Riegler compared his injury to being in the NFL -- and rugby, a sport he once played: you want to tell the doctors you're fine and get back out there. But the military made sure he was cleared. Riegler returned to Waukegan High School this week with a Purple Heart medal to go along with his Bronze Star.
The Navy commander's return to his other job has brought challenges of its own. "When you come back, it's different," he said. "It's almost like I'm a new principal again, because I'm trying to figure out things again and where things are. Education changes so much on a regular basis that it's hard."

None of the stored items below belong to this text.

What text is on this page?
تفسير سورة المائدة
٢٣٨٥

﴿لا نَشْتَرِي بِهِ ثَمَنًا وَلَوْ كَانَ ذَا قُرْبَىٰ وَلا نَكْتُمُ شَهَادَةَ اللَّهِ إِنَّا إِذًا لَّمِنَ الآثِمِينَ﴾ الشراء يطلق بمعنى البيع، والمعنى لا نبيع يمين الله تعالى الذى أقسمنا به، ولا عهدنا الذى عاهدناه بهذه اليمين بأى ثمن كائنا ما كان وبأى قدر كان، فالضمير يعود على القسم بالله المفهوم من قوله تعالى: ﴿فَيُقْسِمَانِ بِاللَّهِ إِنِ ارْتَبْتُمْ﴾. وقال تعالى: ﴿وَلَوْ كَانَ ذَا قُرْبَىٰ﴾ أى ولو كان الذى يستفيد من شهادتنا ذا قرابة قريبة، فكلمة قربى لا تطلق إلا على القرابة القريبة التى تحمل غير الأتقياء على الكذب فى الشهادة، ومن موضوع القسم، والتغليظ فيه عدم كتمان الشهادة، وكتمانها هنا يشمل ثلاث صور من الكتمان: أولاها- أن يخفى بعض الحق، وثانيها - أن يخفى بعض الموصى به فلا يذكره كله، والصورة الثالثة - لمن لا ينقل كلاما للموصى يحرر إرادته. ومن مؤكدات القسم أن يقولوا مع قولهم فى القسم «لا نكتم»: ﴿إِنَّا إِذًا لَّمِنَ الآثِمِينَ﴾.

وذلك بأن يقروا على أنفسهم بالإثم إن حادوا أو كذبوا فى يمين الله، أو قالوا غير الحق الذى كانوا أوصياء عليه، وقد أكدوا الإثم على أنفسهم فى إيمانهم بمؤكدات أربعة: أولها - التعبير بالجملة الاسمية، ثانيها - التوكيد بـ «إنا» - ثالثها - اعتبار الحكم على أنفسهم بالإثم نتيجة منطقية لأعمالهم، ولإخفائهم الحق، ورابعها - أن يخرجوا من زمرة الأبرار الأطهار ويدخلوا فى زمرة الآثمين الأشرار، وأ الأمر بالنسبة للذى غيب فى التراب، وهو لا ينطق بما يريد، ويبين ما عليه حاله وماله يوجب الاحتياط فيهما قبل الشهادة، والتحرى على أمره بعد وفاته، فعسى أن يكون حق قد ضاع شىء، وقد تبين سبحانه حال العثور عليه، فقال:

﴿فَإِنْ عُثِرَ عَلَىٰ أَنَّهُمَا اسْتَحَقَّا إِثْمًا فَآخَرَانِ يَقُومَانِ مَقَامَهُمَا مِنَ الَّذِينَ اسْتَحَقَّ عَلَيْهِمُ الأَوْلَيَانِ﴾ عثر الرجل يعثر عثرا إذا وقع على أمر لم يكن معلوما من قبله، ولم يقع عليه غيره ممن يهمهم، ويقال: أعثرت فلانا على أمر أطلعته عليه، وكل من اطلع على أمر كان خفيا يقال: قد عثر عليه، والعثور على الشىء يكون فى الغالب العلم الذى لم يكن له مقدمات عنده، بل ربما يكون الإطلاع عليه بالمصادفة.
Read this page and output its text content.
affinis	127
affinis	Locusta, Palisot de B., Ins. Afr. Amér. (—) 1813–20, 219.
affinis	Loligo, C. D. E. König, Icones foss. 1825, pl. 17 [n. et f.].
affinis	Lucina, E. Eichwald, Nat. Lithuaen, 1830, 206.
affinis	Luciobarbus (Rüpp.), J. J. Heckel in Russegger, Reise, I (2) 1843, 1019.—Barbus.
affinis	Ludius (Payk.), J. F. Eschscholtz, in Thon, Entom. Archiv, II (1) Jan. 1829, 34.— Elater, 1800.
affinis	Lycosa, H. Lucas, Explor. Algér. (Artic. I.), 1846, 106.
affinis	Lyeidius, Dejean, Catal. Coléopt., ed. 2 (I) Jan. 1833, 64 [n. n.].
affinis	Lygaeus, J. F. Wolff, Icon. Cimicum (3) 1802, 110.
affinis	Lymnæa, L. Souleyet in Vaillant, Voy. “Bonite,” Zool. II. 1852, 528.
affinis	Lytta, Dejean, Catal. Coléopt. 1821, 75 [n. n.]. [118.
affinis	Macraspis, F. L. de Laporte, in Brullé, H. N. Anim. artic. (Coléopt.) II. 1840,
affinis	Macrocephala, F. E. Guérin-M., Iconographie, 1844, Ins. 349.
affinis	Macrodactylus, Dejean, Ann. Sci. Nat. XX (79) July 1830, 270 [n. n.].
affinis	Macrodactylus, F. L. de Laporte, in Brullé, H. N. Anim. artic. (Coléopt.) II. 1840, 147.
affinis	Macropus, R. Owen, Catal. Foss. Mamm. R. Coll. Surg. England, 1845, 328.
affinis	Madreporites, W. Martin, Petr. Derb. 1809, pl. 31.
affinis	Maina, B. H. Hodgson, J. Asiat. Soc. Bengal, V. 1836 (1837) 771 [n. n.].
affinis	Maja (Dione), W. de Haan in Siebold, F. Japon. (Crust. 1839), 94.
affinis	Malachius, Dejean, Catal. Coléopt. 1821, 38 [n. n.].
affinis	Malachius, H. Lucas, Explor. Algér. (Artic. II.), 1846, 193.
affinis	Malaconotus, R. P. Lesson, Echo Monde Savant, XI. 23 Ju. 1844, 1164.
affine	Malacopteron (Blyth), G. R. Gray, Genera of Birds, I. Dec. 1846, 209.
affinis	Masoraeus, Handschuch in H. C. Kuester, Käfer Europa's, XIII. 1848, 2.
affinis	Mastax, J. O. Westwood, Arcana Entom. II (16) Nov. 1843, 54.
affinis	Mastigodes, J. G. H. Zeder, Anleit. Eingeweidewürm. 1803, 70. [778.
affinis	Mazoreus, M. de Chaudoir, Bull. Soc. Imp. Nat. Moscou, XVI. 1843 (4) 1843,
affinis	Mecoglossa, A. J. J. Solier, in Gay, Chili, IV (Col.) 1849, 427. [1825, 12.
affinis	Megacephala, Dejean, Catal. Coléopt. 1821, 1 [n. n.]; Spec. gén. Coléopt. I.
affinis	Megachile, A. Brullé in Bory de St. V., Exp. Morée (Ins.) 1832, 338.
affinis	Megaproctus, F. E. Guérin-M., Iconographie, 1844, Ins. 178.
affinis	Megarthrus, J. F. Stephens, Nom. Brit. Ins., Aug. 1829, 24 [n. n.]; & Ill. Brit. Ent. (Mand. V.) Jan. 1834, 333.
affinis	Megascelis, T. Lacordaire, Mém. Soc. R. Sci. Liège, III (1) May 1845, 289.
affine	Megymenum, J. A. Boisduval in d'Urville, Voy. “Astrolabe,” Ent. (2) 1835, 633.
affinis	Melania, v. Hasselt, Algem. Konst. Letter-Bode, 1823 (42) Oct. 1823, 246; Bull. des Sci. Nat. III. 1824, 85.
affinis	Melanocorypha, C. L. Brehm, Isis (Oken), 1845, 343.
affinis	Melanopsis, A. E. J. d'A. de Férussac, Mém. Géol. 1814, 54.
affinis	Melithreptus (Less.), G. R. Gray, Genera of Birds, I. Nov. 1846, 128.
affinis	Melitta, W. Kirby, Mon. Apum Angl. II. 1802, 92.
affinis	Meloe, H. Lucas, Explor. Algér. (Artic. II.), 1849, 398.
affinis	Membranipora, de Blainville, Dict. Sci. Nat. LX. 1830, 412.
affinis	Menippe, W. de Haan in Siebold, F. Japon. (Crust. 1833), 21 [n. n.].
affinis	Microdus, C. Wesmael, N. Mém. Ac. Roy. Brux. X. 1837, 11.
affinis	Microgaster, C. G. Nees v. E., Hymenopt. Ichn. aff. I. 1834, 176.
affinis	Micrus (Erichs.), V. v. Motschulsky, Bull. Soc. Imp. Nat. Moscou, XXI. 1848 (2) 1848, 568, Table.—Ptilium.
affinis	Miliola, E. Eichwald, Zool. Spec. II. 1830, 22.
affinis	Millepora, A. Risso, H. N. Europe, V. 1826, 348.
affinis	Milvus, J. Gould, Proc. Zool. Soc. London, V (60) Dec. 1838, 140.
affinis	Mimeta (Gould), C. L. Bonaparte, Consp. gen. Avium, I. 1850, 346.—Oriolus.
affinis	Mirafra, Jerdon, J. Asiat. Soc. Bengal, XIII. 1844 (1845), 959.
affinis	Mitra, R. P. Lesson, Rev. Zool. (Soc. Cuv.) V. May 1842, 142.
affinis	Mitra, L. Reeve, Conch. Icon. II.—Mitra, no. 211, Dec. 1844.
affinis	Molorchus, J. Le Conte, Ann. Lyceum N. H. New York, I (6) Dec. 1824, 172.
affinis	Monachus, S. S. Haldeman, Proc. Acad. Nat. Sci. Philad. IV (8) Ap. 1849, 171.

Waukegan is no Afghanistan, but Riegler said his other career isn't without its hardships. Being a high school principal means managing, in Waukegan's case, about 4,500 kids, basketball games, football games, board meetings, parent meetings and more.
"It's an exhaustive job," Riegler said. "I truly believe that this job has made me a better officer in the military, and the military has made me a better principal."
Riegler, an Orland Park, Ill., native, joined the Navy in 1986 and has also served time in Iraq.
"I've been in longer than I've been out," Riegler said. "I just can't fathom what I would do without that."
Reigler's commitment in the military translates across careers. As principal he maintains close relationships with the high school's JROTC program and emphasizes to future sailors and officers the importance of dedication.
“In good times and bad. It’s like a marriage,” Riegler said. Being in the Navy reserves is his job; it's just something he does. This simplicity often makes it difficult for him to describe how he feels any time strangers and friends alike thank him for his service.
“I'm humbled by it," Riegler said. "I think they're talking about somebody else."
Riegler, who lives in Palos Park, Ill., roughly an hour from Waukegan, plans to take up new hobbies outside of work now that he's home, as well as spend more time with his young boys.
"I've always felt that I didn’t spend enough time with my own children; I was always deployed," he said. "You get to a point where you realize, wow, I missed all that."
Added Riegler, "I kind of have a chance to do that over again."